Can AI Trade? Modeling Investors with Large Language Models

The previous paper focuses on improving trading performance by integrating LLMs with quantitative models and data, while another line of research explores how LLMs behave as autonomous agents within market environments.

Reference [2] utilized LLMs to construct trading agents in the financial markets. Specifically, the author used LLMs to emulate various types of investors: value investors, momentum traders, market makers, retail traders, etc.

Findings

-The paper develops a simulated stock market in which large language models act as heterogeneous trading agents.

-The framework includes realistic market features such as an order book, market and limit orders, partial fills, dividends, and equilibrium clearing.

-Agents operate with different strategies, information sets, and endowments, and communicate decisions using structured outputs while explaining reasoning in natural language.

-The results show that LLMs can consistently follow instructions and implement strategies such as value investing, momentum trading, and market making.

-LLM agents process market information and respond meaningfully to prices, dividends, and historical data.

-The simulated market exhibits realistic dynamics, including price discovery, bubbles, underreaction, and liquidity provision.

-The framework enables controlled analysis of agent behavior under different market conditions, similar to interpretability methods in machine learning.

-It provides a cost-effective way to test financial theories that lack closed-form solutions.

-The study highlights that LLM behavior is highly sensitive to prompts, which can lead to correlated actions across agents.

-This correlation may amplify volatility and introduce systemic risks, emphasizing the need for careful testing before real-world deployment.

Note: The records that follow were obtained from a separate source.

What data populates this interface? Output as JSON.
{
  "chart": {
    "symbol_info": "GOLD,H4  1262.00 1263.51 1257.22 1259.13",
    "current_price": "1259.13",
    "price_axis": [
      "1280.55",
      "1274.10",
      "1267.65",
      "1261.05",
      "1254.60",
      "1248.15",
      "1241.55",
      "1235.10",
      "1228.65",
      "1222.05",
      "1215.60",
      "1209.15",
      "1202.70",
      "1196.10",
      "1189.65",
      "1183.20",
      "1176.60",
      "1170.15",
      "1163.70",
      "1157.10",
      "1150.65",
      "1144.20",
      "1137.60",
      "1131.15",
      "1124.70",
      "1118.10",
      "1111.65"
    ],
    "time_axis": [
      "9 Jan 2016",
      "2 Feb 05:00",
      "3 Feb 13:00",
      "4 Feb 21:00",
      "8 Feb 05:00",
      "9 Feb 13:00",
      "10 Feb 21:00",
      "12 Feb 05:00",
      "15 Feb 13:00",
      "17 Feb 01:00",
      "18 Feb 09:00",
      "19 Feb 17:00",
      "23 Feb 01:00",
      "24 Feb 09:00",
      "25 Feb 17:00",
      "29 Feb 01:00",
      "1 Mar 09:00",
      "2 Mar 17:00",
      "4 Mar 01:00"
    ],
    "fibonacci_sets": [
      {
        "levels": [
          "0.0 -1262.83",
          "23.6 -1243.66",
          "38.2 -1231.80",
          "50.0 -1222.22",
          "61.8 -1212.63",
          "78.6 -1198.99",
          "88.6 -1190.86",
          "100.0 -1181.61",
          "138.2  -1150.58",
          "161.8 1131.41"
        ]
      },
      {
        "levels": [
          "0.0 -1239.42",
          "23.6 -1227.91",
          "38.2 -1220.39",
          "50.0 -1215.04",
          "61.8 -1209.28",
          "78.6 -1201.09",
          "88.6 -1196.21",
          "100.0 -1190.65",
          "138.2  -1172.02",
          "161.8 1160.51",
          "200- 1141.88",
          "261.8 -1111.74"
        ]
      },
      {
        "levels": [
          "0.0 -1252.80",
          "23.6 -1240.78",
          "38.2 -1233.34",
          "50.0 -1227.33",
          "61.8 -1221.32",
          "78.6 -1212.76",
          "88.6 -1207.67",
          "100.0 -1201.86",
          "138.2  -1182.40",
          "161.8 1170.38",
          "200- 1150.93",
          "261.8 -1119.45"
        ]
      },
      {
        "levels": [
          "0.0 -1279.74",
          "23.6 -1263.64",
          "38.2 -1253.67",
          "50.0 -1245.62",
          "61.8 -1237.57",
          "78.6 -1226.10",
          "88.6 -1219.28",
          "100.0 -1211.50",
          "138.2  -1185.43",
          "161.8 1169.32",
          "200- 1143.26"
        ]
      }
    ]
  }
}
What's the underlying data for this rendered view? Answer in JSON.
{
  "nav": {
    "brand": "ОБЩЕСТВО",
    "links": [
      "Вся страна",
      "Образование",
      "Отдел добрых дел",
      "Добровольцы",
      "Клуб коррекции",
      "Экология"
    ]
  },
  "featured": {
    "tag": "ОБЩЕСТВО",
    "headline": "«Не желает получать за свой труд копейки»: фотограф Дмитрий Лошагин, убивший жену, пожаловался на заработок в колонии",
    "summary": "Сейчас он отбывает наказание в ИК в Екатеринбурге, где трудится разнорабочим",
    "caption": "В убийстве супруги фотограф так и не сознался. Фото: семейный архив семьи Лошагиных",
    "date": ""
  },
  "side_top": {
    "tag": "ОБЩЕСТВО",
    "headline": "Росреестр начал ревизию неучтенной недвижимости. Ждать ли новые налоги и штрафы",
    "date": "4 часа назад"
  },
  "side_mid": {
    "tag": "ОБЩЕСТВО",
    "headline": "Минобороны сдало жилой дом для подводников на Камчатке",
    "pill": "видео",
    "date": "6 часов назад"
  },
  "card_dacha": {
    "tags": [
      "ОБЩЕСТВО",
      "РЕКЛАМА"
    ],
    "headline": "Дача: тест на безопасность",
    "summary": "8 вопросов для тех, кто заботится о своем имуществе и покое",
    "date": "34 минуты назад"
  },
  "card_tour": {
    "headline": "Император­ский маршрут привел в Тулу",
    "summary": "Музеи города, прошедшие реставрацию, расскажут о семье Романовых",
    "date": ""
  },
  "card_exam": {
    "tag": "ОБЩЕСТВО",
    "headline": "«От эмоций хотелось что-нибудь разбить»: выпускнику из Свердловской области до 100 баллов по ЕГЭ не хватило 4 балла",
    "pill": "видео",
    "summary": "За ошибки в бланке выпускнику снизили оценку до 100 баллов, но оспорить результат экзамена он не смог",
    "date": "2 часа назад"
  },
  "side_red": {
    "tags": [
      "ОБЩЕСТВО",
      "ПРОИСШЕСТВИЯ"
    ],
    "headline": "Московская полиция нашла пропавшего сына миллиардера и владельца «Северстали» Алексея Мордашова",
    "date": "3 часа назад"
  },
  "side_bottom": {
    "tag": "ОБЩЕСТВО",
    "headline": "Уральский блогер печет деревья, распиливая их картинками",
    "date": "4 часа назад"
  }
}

In short, the article concluded that trading strategies generated by large language models are effective, but could introduce new systemic risks to financial markets because these agents would act in a correlated manner.

Reference

[2] Alejandro Lopez-Lira, Can Large Language Models Trade? Testing Financial Theories with LLM Agents in Market Simulations, arXiv:2504.10789

Closing Thoughts

In this issue, the discussion highlights two complementary directions in applying LLMs to finance. On one hand, integrating LLMs with quantitative models and multimodal data can improve predictive accuracy and risk-adjusted returns. On the other hand, treating LLMs as autonomous trading agents reveals how their behavior can shape market dynamics, including liquidity, price discovery, and potential instability. Taken together, the results suggest that while LLMs offer meaningful opportunities in trading and risk management, their impact depends critically on implementation, prompting, and control of system-wide behavior.